Israels Regierungschef stösst in Europa auf Widerstand

Gordon Brown im Gespräch mit Netanjahu

Gordon Brown im Gespräch mit Netanjahu

Der israelische Ministerpräsident Benjamin Netanjahu wirbt auf seiner Europareise weiter für seine Anliegen im Streit um die Wiederaufnahme der Nahost-Friedensgespräche. Wie in London wird er es auch auf seiner zweiten Reiseetappe in Berlin nicht leicht haben.

Bundeskanzlerin Angela Merkel verlangte bereits vor Netanjahus Ankunft von Israel mehr Kompromissbereitschaft für eine Friedenslösung im Nahen Osten. Sie sprach sich erneut für eine Zwei-Staaten-Lösung zwischen Israel und den Palästinensern aus.
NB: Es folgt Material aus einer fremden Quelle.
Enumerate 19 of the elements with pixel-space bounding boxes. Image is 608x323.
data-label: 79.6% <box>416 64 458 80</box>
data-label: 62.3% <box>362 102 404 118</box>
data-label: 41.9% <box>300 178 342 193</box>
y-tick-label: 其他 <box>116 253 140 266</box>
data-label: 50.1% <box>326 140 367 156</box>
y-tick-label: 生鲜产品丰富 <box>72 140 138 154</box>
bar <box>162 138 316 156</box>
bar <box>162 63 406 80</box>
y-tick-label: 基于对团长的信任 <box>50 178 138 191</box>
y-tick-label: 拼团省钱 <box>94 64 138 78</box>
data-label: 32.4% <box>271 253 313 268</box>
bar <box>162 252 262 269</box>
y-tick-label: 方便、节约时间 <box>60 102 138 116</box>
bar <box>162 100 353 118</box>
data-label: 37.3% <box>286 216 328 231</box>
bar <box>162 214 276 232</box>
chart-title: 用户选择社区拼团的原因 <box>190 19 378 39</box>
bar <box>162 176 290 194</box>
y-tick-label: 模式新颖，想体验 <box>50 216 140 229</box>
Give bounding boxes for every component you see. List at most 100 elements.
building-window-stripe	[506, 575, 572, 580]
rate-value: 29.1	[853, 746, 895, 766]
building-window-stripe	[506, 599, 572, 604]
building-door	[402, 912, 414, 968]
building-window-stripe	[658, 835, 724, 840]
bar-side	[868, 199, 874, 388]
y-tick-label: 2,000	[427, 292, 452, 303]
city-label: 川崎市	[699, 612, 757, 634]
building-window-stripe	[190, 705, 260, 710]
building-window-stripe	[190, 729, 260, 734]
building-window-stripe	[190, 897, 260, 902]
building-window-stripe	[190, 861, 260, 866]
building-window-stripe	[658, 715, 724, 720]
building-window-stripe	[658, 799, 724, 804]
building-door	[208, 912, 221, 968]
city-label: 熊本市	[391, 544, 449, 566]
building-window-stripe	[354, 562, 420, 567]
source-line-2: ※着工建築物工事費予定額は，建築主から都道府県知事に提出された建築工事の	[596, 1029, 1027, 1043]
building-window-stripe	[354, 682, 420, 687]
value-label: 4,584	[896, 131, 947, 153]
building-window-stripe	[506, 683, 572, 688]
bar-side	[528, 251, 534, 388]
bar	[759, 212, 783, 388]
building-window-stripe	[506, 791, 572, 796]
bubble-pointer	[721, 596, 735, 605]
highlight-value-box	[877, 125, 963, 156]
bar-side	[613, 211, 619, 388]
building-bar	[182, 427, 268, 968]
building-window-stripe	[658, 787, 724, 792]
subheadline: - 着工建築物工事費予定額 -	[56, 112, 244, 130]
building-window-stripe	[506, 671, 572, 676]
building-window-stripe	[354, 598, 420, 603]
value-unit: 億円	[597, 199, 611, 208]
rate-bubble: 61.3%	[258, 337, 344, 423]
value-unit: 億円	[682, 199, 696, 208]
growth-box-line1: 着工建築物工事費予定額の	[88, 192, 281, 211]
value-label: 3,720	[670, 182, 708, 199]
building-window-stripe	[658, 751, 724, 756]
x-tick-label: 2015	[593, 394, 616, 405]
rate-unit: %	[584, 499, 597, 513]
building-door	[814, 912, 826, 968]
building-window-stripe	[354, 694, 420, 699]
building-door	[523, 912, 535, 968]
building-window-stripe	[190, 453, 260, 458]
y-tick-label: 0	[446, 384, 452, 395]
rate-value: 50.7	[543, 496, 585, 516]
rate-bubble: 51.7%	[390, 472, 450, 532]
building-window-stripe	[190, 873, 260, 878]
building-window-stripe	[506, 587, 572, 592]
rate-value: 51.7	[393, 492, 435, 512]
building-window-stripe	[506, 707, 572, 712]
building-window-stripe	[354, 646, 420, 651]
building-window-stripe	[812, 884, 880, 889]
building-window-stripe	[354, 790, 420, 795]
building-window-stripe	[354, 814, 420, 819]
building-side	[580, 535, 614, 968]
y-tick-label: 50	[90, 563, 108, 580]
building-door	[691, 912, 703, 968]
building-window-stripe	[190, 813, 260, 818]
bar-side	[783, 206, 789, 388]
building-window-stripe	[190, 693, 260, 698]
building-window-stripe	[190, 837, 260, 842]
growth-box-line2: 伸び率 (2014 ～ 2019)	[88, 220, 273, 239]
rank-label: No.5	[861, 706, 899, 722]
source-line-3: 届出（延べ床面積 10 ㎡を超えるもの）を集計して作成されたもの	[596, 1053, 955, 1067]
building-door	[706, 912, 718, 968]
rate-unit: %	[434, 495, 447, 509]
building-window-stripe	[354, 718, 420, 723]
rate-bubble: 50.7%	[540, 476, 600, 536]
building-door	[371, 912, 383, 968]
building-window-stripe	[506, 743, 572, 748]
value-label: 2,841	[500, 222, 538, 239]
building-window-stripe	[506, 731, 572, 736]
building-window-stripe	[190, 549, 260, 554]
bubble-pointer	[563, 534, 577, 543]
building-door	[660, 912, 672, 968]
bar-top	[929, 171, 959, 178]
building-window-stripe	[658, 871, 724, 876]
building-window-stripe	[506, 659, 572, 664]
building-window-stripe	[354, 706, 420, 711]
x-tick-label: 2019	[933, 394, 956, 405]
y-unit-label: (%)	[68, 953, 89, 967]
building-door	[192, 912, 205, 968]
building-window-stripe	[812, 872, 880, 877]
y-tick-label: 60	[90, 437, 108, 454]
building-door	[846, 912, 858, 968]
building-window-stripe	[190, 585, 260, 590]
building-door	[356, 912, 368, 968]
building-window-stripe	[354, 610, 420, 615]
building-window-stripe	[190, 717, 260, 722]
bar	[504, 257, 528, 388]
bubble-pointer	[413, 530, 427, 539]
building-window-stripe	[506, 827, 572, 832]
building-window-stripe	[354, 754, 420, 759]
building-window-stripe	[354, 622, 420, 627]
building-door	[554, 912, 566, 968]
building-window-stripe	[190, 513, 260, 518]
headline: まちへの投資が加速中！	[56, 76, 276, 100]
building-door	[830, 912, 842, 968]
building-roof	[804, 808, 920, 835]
Die Gelegenheit für neue Verhandlungen sei günstig.

In London äusserte Netanjahu nach einem Treffen mit dem US-Nahostgesandten George Mitchell die Hoffnung, die Spannungen mit der US-Regierung im Zusammenhang mit dem Siedlungsbau im Westjordanland abbauen und in Kürze die seit Ende 2008 unterbrochenen Gespräche mit der palästinensischen Seite wieder aufnehmen zu können.

Der britische Premierminister Gordon Brown hatte nach einem Treffen mit Netanjahu gesagt, die Siedlungen seien ein Hindernis für eine Zwei-Staaten-Lösung. Ein Stopp brächte Israel seinem Ziel, normale Beziehungen zur arabischen Welt zu haben, näher.

Netanjahu wies die Forderungen, die Bauaktivitäten im Osten Jerusalems zu beenden, zurück. Israel werde keine Begrenzung seiner Souveränität akzeptieren. Jerusalem sei "keine Siedlung". Er rief die Palästinenser erneut auf, Israel als Staat anzuerkennen. Er wolle, dass Friedensgespräche den Konflikt nicht nur lösten, sondern beendeten.